A customer clicks a button, a chargeback appears, and the process starts moving through a maze of issuers, acquirers, card networks, and merchants. Each party works inside its own system, with its own data, timelines, and incentives. The outcome is a dispute process rife with inconsistencies, inconvenience, inefficiencies and injustice for merchants.

The infrastructure behind disputes still looks like it did decades ago. Email threads, manual case handling, siloed databases, and workflows that rely more on habit than logic. Meanwhile, payments themselves have moved on. We now have instant transfers, embedded finance, digital currencies and digital wallets that transact in seconds.

Disputes, on the other hand, can take weeks or months to resolve. That gap is starting to feel impossible to ignore.

The next step is obvious. If payments are becoming real-time, borderless, and API-driven, dispute management has to follow the same path.

Today, when a customer files a dispute, the data often gets copied, translated, and passed through multiple systems before it reaches the merchant. Evidence then travels back along the same path. At every step, something can get lost, delayed, or misinterpreted.

The process is fragmented because the infrastructure is fragmented. Each stakeholder runs its own tools, keeps its own records, and follows its own workflow. There is no shared environment where everyone works from the same case data. That structure made sense when payments were slower, more local, and largely card based. It makes less sense in a world of instant payments, open banking, and global e-commerce.

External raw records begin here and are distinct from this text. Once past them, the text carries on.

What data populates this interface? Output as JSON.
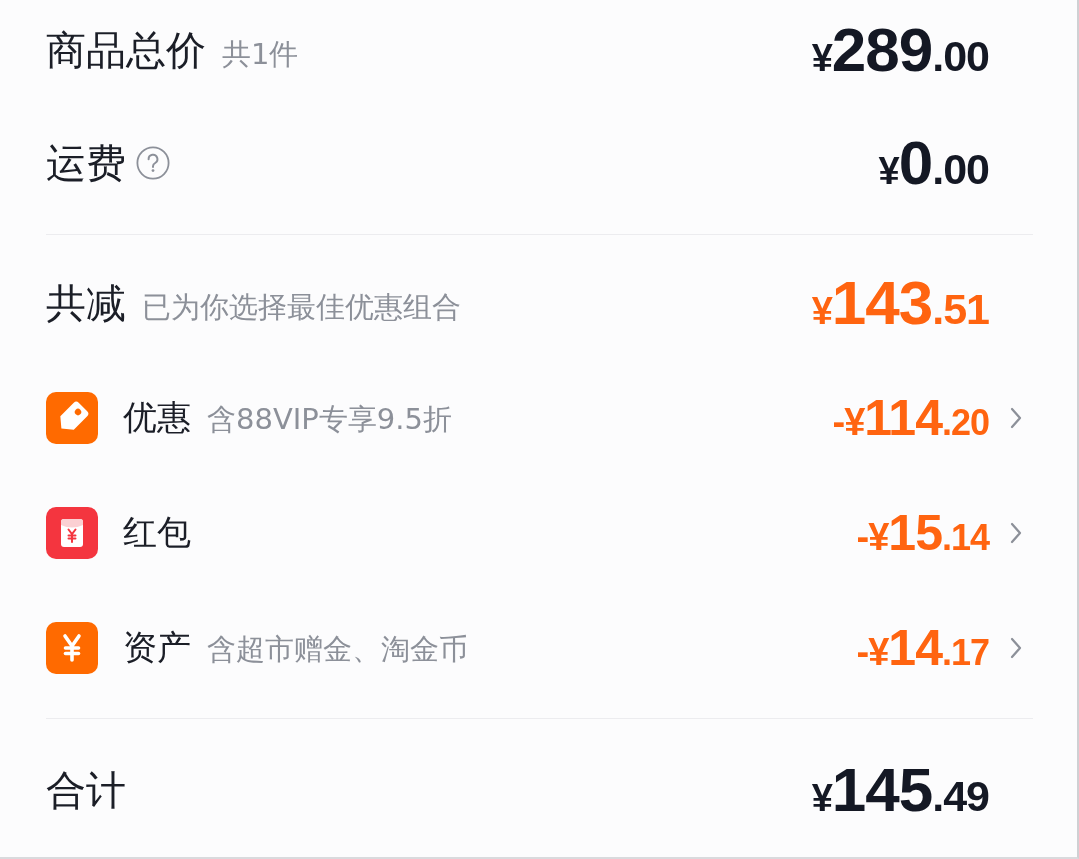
{
  "totals": [
    {
      "label": "商品总价",
      "hint": "共1件",
      "help": false,
      "amount": "¥289.00"
    },
    {
      "label": "运费",
      "help": true,
      "amount": "¥0.00"
    }
  ],
  "discount": {
    "label": "共减",
    "hint": "已为你选择最佳优惠组合",
    "amount": "¥143.51"
  },
  "deductions": [
    {
      "kind": "coupon",
      "color": "#ff6a00",
      "label": "优惠",
      "hint": "含88VIP专享9.5折",
      "amount": "-¥114.20"
    },
    {
      "kind": "red-packet",
      "color": "#f4353f",
      "label": "红包",
      "amount": "-¥15.14"
    },
    {
      "kind": "assets",
      "color": "#ff6a00",
      "label": "资产",
      "hint": "含超市赠金、淘金币",
      "amount": "-¥14.17"
    }
  ],
  "total": {
    "label": "合计",
    "amount": "¥145.49"
  }
}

So the question is not whether this model will change, but how?

The next phase of dispute management is likely to look very different. Instead of separate systems connected by file transfers and manual steps, the industry is starting to explore shared platforms, real-time data exchange, and automation across the entire dispute lifecycle. Think of it less like a collection of tools, and more like a common operating environment for disputes.

In this model, issuers, acquirers, fintechs, and merchants would all work from the same case data. Evidence would not need to be copied from one system to another. Decisions could happen faster because everyone is looking at the same information at the same time.

We have seen this pattern before. Fraud management moved from isolated rule engines to shared intelligence networks. Open banking turned account data into a platform rather than a closed asset. Real-time payments forced banks to rethink settlement, liquidity, and risk in new ways.

Disputes are simply the next piece of the puzzle.

Of course, the hard part is not the technology. It is coordination. Disputes involve multiple parties, each with their own commercial incentives, regulatory duties, and legacy systems. A shared model only works if enough of those players decide the old process is no longer worth the friction.

But the pressure is building. Customers expect instant answers. Merchants want faster, fairer outcomes at lower costs. Issuers are dealing with rising dispute volumes across more payment types than ever before.

The current model was designed for a slower, simpler payments world. That world no longer exists. Now, the real question is not whether disputes will change, it is who will take the first step toward a model that matches the speed and structure of modern payments.